A Study On Sea Horse Tail May Find Applicability In Robotics And Surgery
A collaborative study at the Oregon State University on the virtues of seahorse’s unconventional tail has led to a profound discovery of its applicability in the tech sector. A seahorse’s tail, unlike that of many other organisms who have a cylindrical appendage, is square shaped and plated. This shape, tests show, provides better grip and could thus pave way for application in robotics, surgery and industry.
The seahorse’s tail is tough, with a squared cross-section that provides not just protection but a strong grasp to the animal to hunt its food and support its movement. A recent issue of the journal Science outlines the many advantages of the seahorse’s unique tail and its potential applicability in robotics and engineering.
“We found that this square architecture provides adequate dexterity and a tough resistance to predators, but also that it tends to snap naturally back into place once it’s been twisted and deformed,” said co-author of the study, Ross Hatton, who is an assistant engineering professor at Oregon State University. “This could be very useful for robotics applications that need to be strong, but also energy-efficient and able to bend and twist in tight spaces.”
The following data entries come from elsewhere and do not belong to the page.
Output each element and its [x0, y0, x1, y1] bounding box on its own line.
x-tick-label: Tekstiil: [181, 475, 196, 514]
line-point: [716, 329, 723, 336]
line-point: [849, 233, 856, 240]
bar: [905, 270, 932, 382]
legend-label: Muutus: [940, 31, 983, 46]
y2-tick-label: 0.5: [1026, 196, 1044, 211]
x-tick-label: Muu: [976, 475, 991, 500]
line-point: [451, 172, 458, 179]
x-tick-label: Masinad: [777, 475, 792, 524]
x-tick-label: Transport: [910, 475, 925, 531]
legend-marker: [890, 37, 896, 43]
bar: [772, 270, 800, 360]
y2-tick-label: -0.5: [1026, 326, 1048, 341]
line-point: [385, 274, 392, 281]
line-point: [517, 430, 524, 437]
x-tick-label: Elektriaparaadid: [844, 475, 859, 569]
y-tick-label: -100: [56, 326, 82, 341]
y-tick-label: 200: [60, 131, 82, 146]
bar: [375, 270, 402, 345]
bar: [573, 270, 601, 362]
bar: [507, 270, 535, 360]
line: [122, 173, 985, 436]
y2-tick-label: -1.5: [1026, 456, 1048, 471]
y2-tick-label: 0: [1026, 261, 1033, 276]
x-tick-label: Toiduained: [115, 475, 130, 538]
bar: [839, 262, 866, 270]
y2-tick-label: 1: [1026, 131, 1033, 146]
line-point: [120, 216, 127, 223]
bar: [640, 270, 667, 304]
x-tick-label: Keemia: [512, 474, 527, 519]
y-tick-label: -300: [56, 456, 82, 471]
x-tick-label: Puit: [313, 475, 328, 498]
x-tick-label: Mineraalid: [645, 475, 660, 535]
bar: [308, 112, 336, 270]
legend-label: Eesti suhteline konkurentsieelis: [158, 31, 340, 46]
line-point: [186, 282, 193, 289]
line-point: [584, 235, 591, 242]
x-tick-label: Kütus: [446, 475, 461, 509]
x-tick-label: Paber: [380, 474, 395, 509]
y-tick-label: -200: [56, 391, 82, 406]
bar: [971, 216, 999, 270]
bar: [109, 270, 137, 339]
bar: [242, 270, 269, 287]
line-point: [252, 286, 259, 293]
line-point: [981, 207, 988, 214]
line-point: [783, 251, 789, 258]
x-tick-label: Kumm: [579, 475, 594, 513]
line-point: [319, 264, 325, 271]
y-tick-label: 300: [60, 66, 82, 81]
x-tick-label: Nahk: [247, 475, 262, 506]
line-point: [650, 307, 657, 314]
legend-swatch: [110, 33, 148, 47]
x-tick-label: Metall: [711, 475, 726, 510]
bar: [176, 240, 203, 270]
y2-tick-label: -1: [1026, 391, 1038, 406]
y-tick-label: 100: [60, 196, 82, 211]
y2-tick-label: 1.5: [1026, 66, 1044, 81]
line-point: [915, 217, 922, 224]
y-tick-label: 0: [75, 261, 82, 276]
To practically test out the strength and flexibility of the square tail, researchers made use of 3D printing. Cylindrical and squared structures were printed so a comparison could be made between the features of both. The researchers discovered that the plates of seahorse’s tail slide past each other upon application of pressure to save the vertebral column from damage, and slide easily back into position.
Not only this, the square structure provides more contact points, making grasping easier and firmer. “It’s kind of a nice, happy medium between hard and soft robots,” explains Michael Porter, a professor at the Clemson University, who led this research in collaboration with Oregon State.
Uses of squared surgical extensions can find usability is laparoscopic surgery which requires a strong yet flexible device to move inside organs. It can also be applied in industrial machinery and search-and-rescue systems. The study has made way for engineers to give the squared tail a shot in their experiments.